After them went the soldiers—half a dozen who had come back with him, and three of his own bodyguards. Hoofs pounded and tires squealed. Arslan himself was across the street to school and back again four times in ten minutes. Obviously he was losing no time in mounting a full-scale search.

“What do you think?” Luella asked me quietly.

“I think you'd better go upstairs.” I wanted her out of Arslan's way. He had driven Hunt upstairs already with one savage gesture. Only little Sanjar stood by gravely, gazing up from the level of his father's knee.

“They'll be wanting their supper,” Luella said.

“Well, let them call for it.”

She put her hand on my arm. “All right, but you come up with me.”

It must have been about nine o'clock when I heard the front door open after a period of quiet, and came downstairs to see a Turkistani sergeant frozen in a salute that Arslan did not return. The man's face was blank and hard as a glazed brick. Arslan stood in front of the couch, his shoulders a little hunched and his eyes dogged. There was dead silence in the room.

“What is it?” I asked the sergeant. Most of them knew a little English by now.

He dropped his salute, and spoke a few stiff words to Arslan. Arslan gestured silently towards the door, and was through it himself before any of his bodyguards had time to open it for him.

They brought her in within the hour. Sanjar had run downstairs in his pajamas when he heard the jeep, with the women fluttering after him. Arslan in the doorway shouted; one of them scooped up the boy, and they rushed back up the stairs.

His arms were full of her. She looked grotesquely big; she should have been doll-size, she seemed so broken. Clothes and hair, tangled and soiled, stuck out every which way; here a limp arm, there a dangling foot. He laid her on the couch and straightened her.

She was mired with her own blood. Whatever she had been beaten with had smashed full across her bright, queenly face. She was unquestionably dead.

“Vodka,” Arslan said flatly. He backed away from the couch and sank into the armchair. He was staring steadily at Rusudan. The bodyguard flashed into clockwork action. One produced a bottle, another a glass. Arslan took the drink in his left hand and looked at it; and slowly, deliberately, he clenched his hand upon it, till the glass broke with a snap and he crunched the pieces in his tightening fist. Blood spurted, squirting between his fingers. He opened his hand slowly, shedding glass fragments and liquor and blood, and still looking blankly at it.

Two of the guards had sprung forwards, one of them jerking out a handkerchief and the other one grabbing Arslan's forearm, but he shook them off with a wordless grunt, and they backed away. His right hand fastened and tightened on his left wrist, the nails and joints of the fingers standing out pale, and he bowed intently over his locked hands. His blood dribbled slower and slower.

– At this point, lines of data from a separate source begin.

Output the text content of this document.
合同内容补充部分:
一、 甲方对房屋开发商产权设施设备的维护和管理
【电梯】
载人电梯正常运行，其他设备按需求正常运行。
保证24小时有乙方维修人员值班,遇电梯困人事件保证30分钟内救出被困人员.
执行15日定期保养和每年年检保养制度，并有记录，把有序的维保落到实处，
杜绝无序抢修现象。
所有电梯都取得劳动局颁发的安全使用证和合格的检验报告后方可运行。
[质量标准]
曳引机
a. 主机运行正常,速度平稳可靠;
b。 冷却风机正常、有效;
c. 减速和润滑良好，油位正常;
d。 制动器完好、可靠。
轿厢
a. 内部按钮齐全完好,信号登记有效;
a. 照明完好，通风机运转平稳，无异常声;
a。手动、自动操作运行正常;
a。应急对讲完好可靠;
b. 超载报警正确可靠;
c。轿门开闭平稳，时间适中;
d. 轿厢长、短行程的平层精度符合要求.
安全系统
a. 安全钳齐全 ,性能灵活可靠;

There was a flurry of action at the door. The jeep charged away. Arslan raised his head at last, and his face was absent as a death mask. Now he began to talk, asking questions, giving orders, but his voice was soft and distant, and the eyes in that blank face stayed fixed on Rusudan.

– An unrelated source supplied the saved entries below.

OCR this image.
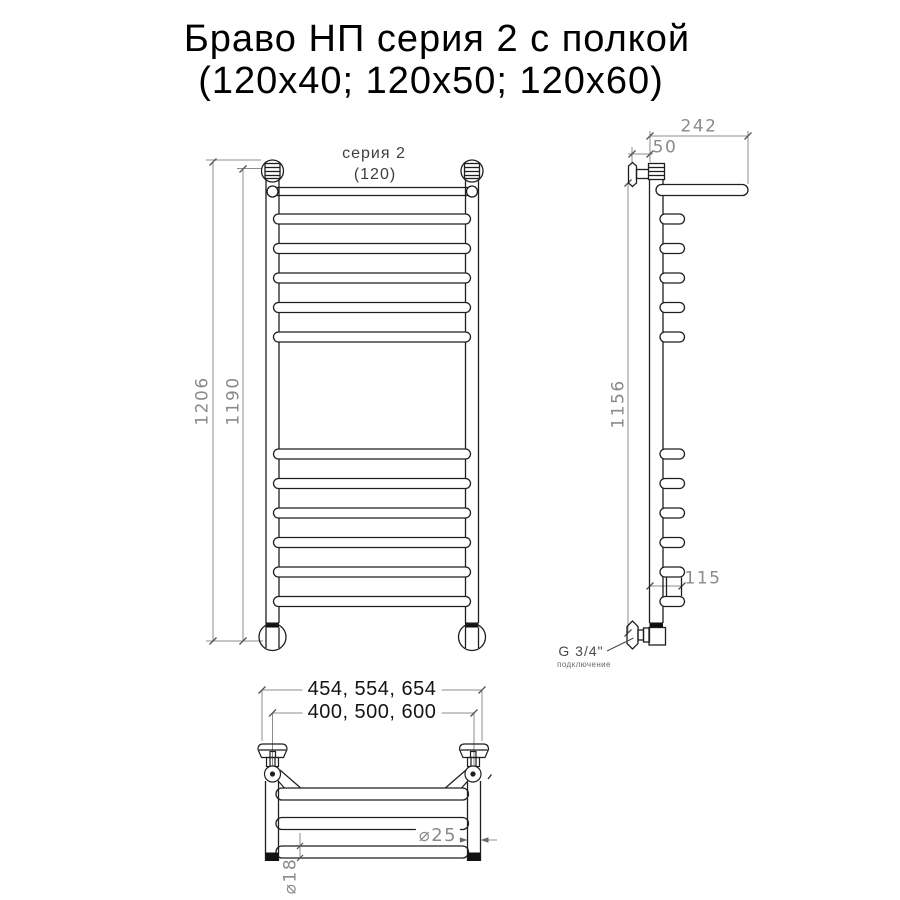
Браво НП серия 2 с полкой
(120x40; 120x50; 120x60)
серия 2
(120)
1206 1190
242
50
1156
115
G 3/4"
подключение
454, 554, 654
400, 500, 600
⌀25
⌀18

In a few minutes, Dr. Allard was escorted in by the jeep driver. He looked perfunctorily at Rusudan, nodded to me, and turned to Arslan. One of the hovering bodyguards pointed unnecessarily to the wounded hand.

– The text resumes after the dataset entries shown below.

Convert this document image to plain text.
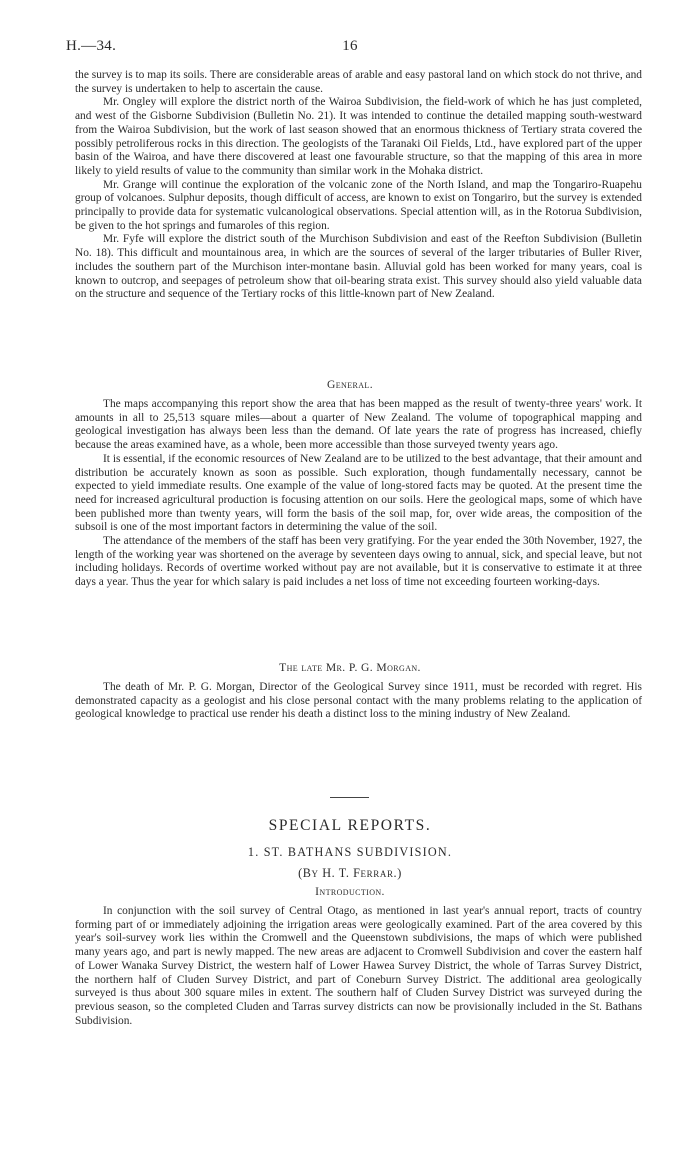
H.—34.	16

the survey is to map its soils. There are considerable areas of arable and easy pastoral land on which stock do not thrive, and the survey is undertaken to help to ascertain the cause.

Mr. Ongley will explore the district north of the Wairoa Subdivision, the field-work of which he has just completed, and west of the Gisborne Subdivision (Bulletin No. 21). It was intended to continue the detailed mapping south-westward from the Wairoa Subdivision, but the work of last season showed that an enormous thickness of Tertiary strata covered the possibly petroliferous rocks in this direction. The geologists of the Taranaki Oil Fields, Ltd., have explored part of the upper basin of the Wairoa, and have there discovered at least one favourable structure, so that the mapping of this area in more likely to yield results of value to the community than similar work in the Mohaka district.

Mr. Grange will continue the exploration of the volcanic zone of the North Island, and map the Tongariro-Ruapehu group of volcanoes. Sulphur deposits, though difficult of access, are known to exist on Tongariro, but the survey is extended principally to provide data for systematic vulcanological observations. Special attention will, as in the Rotorua Subdivision, be given to the hot springs and fumaroles of this region.

Mr. Fyfe will explore the district south of the Murchison Subdivision and east of the Reefton Subdivision (Bulletin No. 18). This difficult and mountainous area, in which are the sources of several of the larger tributaries of Buller River, includes the southern part of the Murchison inter-montane basin. Alluvial gold has been worked for many years, coal is known to outcrop, and seepages of petroleum show that oil-bearing strata exist. This survey should also yield valuable data on the structure and sequence of the Tertiary rocks of this little-known part of New Zealand.

General.

The maps accompanying this report show the area that has been mapped as the result of twenty-three years' work. It amounts in all to 25,513 square miles—about a quarter of New Zealand. The volume of topographical mapping and geological investigation has always been less than the demand. Of late years the rate of progress has increased, chiefly because the areas examined have, as a whole, been more accessible than those surveyed twenty years ago.

It is essential, if the economic resources of New Zealand are to be utilized to the best advantage, that their amount and distribution be accurately known as soon as possible. Such exploration, though fundamentally necessary, cannot be expected to yield immediate results. One example of the value of long-stored facts may be quoted. At the present time the need for increased agricultural production is focusing attention on our soils. Here the geological maps, some of which have been published more than twenty years, will form the basis of the soil map, for, over wide areas, the composition of the subsoil is one of the most important factors in determining the value of the soil.

The attendance of the members of the staff has been very gratifying. For the year ended the 30th November, 1927, the length of the working year was shortened on the average by seventeen days owing to annual, sick, and special leave, but not including holidays. Records of overtime worked without pay are not available, but it is conservative to estimate it at three days a year. Thus the year for which salary is paid includes a net loss of time not exceeding fourteen working-days.

The late Mr. P. G. Morgan.

The death of Mr. P. G. Morgan, Director of the Geological Survey since 1911, must be recorded with regret. His demonstrated capacity as a geologist and his close personal contact with the many problems relating to the application of geological knowledge to practical use render his death a distinct loss to the mining industry of New Zealand.

SPECIAL REPORTS.
1. ST. BATHANS SUBDIVISION.
(By H. T. Ferrar.)
Introduction.

In conjunction with the soil survey of Central Otago, as mentioned in last year's annual report, tracts of country forming part of or immediately adjoining the irrigation areas were geologically examined. Part of the area covered by this year's soil-survey work lies within the Cromwell and the Queenstown subdivisions, the maps of which were published many years ago, and part is newly mapped. The new areas are adjacent to Cromwell Subdivision and cover the eastern half of Lower Wanaka Survey District, the western half of Lower Hawea Survey District, the whole of Tarras Survey District, the northern half of Cluden Survey District, and part of Coneburn Survey District. The additional area geologically surveyed is thus about 300 square miles in extent. The southern half of Cluden Survey District was surveyed during the previous season, so the completed Cluden and Tarras survey districts can now be provisionally included in the St. Bathans Subdivision.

“Now, why do a stupid thing like that?”

I stood up quickly; I thought the doctor had really put his foot in it this time. But Arslan only looked at him, a bleak, defensive look I'd never seen. The doctor spread out Arslan's hand on the arm of the chair, getting blood on Luella's doily. “Sure, broken glass is all right; but it can't compare with tire chains, can it?” He pulled up a chair, settled himself domestically, and went to work. “Stings, doesn't it?” He was pouring something into the cuts. “Here, I'll give you a good dose. Now see if you can hold that still while I sew you up.”